GlaxoSmithKline CEO-to-be Emma Walmsley will leave a chair vacant at the top of its key consumer health JV, and stepping in to take it is Brian McNamara, a Novartis exec who joined the venture with last year’s asset swap.
McNamara, now GSK Consumer Healthcare’s Europe and Americas chief, is stepping in to fill Walmsley’s spot, effective immediately, the company said Thursday. He’ll report to current head honcho Andrew Witty until Walmsley takes the reins next March.
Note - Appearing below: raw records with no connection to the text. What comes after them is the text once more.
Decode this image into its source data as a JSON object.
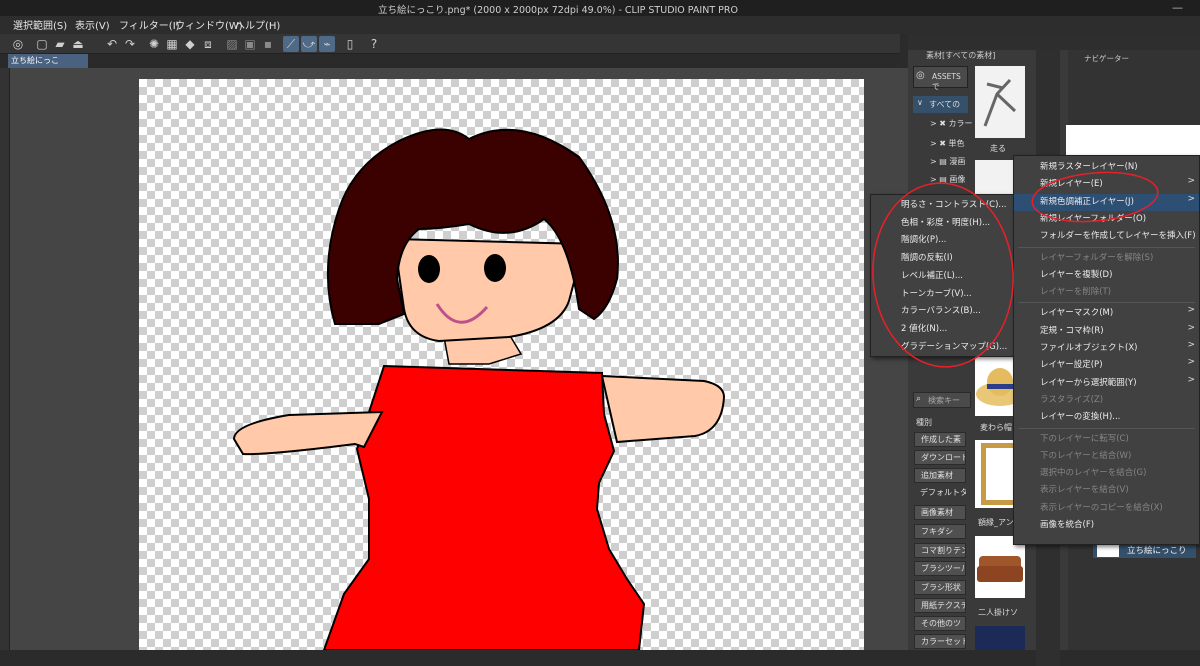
{
  "app": {
    "title": "立ち絵にっこり.png* (2000 x 2000px 72dpi 49.0%)  - CLIP STUDIO PAINT PRO"
  },
  "menubar": [
    "選択範囲(S)",
    "表示(V)",
    "フィルター(I)",
    "ウィンドウ(W)",
    "ヘルプ(H)"
  ],
  "document_tab": {
    "label": "立ち絵にっこり.png*"
  },
  "asset_panel": {
    "header": "素材[すべての素材]",
    "assets_button": "ASSETSで",
    "tree": [
      "すべての",
      "カラー",
      "単色",
      "漫画",
      "画像"
    ],
    "thumbnails": [
      "走る",
      "麦わら帽",
      "額縁_アンテ",
      "二人掛けソ"
    ],
    "search_placeholder": "検索キー",
    "type_label": "種別",
    "type_buttons": [
      "作成した素",
      "ダウンロード",
      "追加素材",
      "デフォルトタ",
      "画像素材",
      "フキダシ",
      "コマ割りテン",
      "ブラシツール",
      "ブラシ形状",
      "用紙テクスチ",
      "その他のツ",
      "カラーセット"
    ]
  },
  "navigator": {
    "label": "ナビゲーター"
  },
  "layer_item": {
    "label": "立ち絵にっこり"
  },
  "layer_menu": [
    {
      "label": "新規ラスターレイヤー(N)",
      "disabled": false,
      "submenu": false
    },
    {
      "label": "新規レイヤー(E)",
      "disabled": false,
      "submenu": true
    },
    {
      "label": "新規色調補正レイヤー(J)",
      "disabled": false,
      "submenu": true,
      "highlight": true
    },
    {
      "label": "新規レイヤーフォルダー(O)",
      "disabled": false,
      "submenu": false
    },
    {
      "label": "フォルダーを作成してレイヤーを挿入(F)",
      "disabled": false,
      "submenu": false
    },
    {
      "label": "レイヤーフォルダーを解除(S)",
      "disabled": true,
      "submenu": false
    },
    {
      "label": "レイヤーを複製(D)",
      "disabled": false,
      "submenu": false
    },
    {
      "label": "レイヤーを削除(T)",
      "disabled": true,
      "submenu": false
    },
    {
      "label": "レイヤーマスク(M)",
      "disabled": false,
      "submenu": true
    },
    {
      "label": "定規・コマ枠(R)",
      "disabled": false,
      "submenu": true
    },
    {
      "label": "ファイルオブジェクト(X)",
      "disabled": false,
      "submenu": true
    },
    {
      "label": "レイヤー設定(P)",
      "disabled": false,
      "submenu": true
    },
    {
      "label": "レイヤーから選択範囲(Y)",
      "disabled": false,
      "submenu": true
    },
    {
      "label": "ラスタライズ(Z)",
      "disabled": true,
      "submenu": false
    },
    {
      "label": "レイヤーの変換(H)...",
      "disabled": false,
      "submenu": false
    },
    {
      "label": "下のレイヤーに転写(C)",
      "disabled": true,
      "submenu": false
    },
    {
      "label": "下のレイヤーと結合(W)",
      "disabled": true,
      "submenu": false
    },
    {
      "label": "選択中のレイヤーを結合(G)",
      "disabled": true,
      "submenu": false
    },
    {
      "label": "表示レイヤーを結合(V)",
      "disabled": true,
      "submenu": false
    },
    {
      "label": "表示レイヤーのコピーを結合(X)",
      "disabled": true,
      "submenu": false
    },
    {
      "label": "画像を統合(F)",
      "disabled": false,
      "submenu": false
    }
  ],
  "adjust_menu": [
    "明るさ・コントラスト(C)...",
    "色相・彩度・明度(H)...",
    "階調化(P)...",
    "階調の反転(I)",
    "レベル補正(L)...",
    "トーンカーブ(V)...",
    "カラーバランス(B)...",
    "2 値化(N)...",
    "グラデーションマップ(G)..."
  ],
  "colors": {
    "annotation": "#e8202a",
    "highlight": "#2d4f73",
    "dress": "#ff0000",
    "hair": "#3b0000",
    "skin": "#ffc9aa"
  }
}
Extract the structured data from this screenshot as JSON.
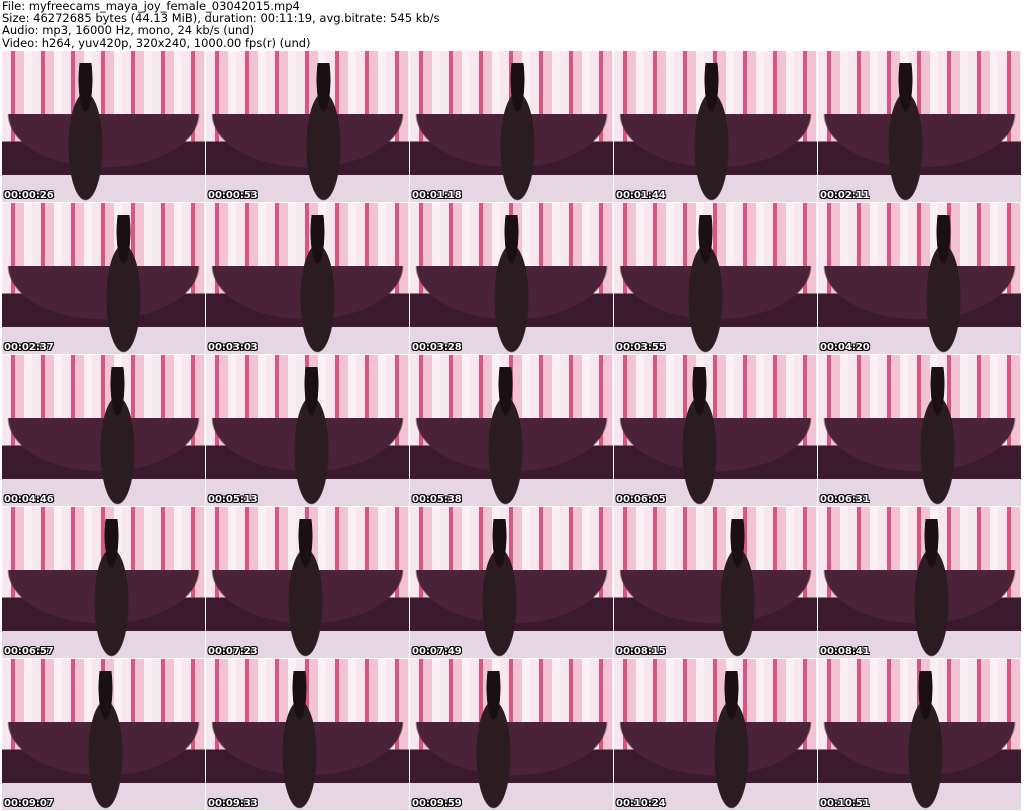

McNamara joined GSK last year when GSK and Novartis tied up on the Glaxo-controlled consumer health JV, part of the multibillion-dollar asset swap between the two pharma giants. McNamara has plenty of previous consumer goods experience; he spent 11 years at Novartis in consumer roles, and before that, 16 years at Procter & Gamble.
Witty said that McNamara’s experience makes him “the clear choice to build on the current momentum we are seeing in our business.” Working with consumer brands for years will help him “fully maximize” GSK’s product lines to “deliver the benefits” of the GSK-Novartis combo, the CEO explained.
Building on current momentum has been a theme for Glaxo as it edits its executive ranks. Witty’s much-maligned strategy–to pump high volume through the traditionally low-margin businesses of consumer health and vaccines, while exiting pharma spaces where pricing pressure can play spoiler to sales–is just starting to pay off, and the company’s insider CEO pick signaled to investors that Glaxo wants to see his vision through.
Some investors still want things their way, though, and as head of consumer, McNamara will be right in the middle of the controversy. Prominent shareholder Neil Woodford began lobbying for a large-scale company breakup–starting with a consumer health spinoff–late last year, and that idea gained plenty of traction before Witty shut it down in February.
“Time is everybody’s friend” when it comes to getting the OTC business and its operating margin up to where it should be, at 20% or higher, Witty explained–a journey he anticipates taking three years.
“I think sometimes people think, ‘oh, let’s just put together these two massive companies … on Monday, and on Tuesday, let’s do something completely different with them,'” he said at the time. And while he ceded that it would be “disingenuous” not to acknowledge that the unit’s newfound scale could make divesting it an option down the road, “if I had to make that call today, I’d stick to what we have,” he said.
Meanwhile, the consumer unit won’t be the only division with a new leader when next year rolls around. Back in June, the British drugmaker announced that vaccines chief Moncef Slaoui would follow Witty out the door, capping a nearly 30-year run at the company.